An update from our Wildlife Hero in Malawi. We had no idea Lynn too was rescuing highly endangered pangolin. According to Lynn’s March 2021 Newsletter COVID -19 created an increase in wildlife poaching and illegal cutting of trees for charcoal. However, despite the challenges Lynn and her team of dedicated Ranger Scouts have had many successes. One being the rescuing of highly endangered Pangolin.
Where in the world is Malawi?
This from Lynn’s March 2021 Newsletter
2020 saw a massive surge of arrests of poachers trafficking pangolins from Mozambique and Zambia into Malawi. Pangolins are the world’s most trafficked mammal, accounting for as much as 20% of all illegal wildlife trade with approx. 80% decline of their global population and are now threatened with extinction. Under International laws pangolins are given the highest level protection through CITES Appendix I.
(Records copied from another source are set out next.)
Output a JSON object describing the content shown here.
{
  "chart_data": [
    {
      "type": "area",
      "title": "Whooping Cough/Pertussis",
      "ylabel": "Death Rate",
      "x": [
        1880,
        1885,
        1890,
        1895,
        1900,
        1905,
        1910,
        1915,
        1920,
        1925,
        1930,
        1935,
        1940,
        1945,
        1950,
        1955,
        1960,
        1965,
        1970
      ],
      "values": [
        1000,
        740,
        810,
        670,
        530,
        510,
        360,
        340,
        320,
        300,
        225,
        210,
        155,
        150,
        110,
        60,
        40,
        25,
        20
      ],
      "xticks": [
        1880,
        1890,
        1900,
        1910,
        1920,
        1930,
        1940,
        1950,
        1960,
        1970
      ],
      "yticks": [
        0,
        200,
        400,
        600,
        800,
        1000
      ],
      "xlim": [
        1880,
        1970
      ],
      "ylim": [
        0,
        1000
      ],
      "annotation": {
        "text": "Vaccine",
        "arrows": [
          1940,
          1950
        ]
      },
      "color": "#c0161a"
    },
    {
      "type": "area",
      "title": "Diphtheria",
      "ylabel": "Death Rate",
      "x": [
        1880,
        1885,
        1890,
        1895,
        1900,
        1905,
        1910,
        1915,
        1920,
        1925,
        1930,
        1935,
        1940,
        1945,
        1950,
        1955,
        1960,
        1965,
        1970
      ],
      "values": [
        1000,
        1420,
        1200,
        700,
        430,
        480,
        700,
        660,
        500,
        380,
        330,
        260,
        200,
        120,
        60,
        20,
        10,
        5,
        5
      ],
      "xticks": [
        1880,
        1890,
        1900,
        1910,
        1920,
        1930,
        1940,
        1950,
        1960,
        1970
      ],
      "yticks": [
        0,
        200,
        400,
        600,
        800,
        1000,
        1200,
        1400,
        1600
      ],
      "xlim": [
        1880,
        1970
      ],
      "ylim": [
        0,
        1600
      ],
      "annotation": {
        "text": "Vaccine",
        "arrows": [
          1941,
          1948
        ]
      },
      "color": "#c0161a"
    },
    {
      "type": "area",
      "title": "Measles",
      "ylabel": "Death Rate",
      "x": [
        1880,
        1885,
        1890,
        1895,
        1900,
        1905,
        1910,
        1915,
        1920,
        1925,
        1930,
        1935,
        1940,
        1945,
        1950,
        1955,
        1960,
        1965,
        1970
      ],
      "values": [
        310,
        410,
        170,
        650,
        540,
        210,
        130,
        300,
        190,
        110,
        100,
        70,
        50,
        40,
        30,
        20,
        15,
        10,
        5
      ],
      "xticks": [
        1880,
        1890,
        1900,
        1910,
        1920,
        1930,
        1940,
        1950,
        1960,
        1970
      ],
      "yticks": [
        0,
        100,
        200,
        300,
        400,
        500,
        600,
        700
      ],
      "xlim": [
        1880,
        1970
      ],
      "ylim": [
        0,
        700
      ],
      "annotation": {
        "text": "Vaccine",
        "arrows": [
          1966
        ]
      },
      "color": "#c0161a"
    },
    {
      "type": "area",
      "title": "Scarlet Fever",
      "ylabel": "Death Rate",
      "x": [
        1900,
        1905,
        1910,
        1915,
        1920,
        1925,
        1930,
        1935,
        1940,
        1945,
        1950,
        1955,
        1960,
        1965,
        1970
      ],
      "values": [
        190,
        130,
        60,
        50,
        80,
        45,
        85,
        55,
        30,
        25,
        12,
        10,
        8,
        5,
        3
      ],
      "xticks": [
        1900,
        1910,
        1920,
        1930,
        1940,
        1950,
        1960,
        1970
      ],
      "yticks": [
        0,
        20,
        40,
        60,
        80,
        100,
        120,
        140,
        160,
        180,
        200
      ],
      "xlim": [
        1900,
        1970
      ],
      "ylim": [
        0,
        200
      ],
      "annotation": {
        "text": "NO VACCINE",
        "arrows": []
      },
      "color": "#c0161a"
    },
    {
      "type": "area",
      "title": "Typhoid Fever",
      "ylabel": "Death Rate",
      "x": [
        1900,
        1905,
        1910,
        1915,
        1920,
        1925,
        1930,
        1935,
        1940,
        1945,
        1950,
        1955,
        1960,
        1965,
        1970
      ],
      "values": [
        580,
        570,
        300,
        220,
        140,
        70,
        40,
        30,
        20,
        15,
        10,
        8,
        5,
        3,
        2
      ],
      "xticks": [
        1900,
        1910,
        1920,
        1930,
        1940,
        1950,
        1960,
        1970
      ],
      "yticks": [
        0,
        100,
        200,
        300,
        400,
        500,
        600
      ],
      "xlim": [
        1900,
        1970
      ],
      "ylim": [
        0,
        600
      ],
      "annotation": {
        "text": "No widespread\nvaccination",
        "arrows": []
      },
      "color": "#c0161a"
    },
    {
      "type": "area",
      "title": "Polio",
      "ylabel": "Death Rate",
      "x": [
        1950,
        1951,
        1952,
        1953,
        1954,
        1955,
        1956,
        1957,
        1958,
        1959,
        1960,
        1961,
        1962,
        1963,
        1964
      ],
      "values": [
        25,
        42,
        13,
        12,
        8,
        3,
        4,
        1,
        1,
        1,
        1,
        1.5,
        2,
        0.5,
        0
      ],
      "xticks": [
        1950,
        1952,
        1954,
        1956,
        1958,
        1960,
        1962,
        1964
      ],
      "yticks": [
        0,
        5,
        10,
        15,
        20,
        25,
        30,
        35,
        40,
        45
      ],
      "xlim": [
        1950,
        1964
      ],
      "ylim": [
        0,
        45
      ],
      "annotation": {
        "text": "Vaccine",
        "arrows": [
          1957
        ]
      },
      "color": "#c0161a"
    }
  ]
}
There are eight species in the world. They are threatened by illegal wildlife trade due to demand for their meat, scales and body parts for medicinal purposes and superstitious values. Malawi is a range state for the Temminck’s Ground Pangolin, the only pangolin species found in Southern Africa. Solitary and active mostly at night, they range from the size of a cat to around a meter long.
17 Pangolins were confiscated in Malawi and rehabilitated back into the wild. We have been providing long term care and rehabilitation for two females before they will be released to some park.
Two very lucky Pangolin named Ruby and Pip
Ruby was the first to arrive. Weighing in at 2kg she was very small and normally would have been still with her mother for at least another 7 months. She was unable to dig nor knew how to find food. Two care givers took on the role of looking after her every need, including finding and digging for ants and termites, cleaning her, making sure she was warm and safe. Some months later little Ruby is now very active and has put on a lot of weight. She is now capable of finding and digging her own food and will be almost ready to release to a National park.
Pip, an adult female was the second pangolin that arrived and needed a lot of medical care. She was badly injured by a panga, with a large open wound which was infected and she also was very traumatized by her terrible ordeal. Some of her scales were hacked off by the panga and she also had her front left leg missing from what we believe was an old snare wound. She was very underweight. Today Pip is doing well, her weight is up and stable and the wound healed nicely. Soon she will be ready to release also.
None of this could have been achieved without the ongoing guidance by Lisa and Ellen from Tikki Hywood Foundation and expert veterinary advice from DNPW/LWT Vet Amanda Lee Salb and Torrie.
Our thanks go to Lynn and her team of Ranger Scouts for never giving up on any species, including the highly endangered Pangolin.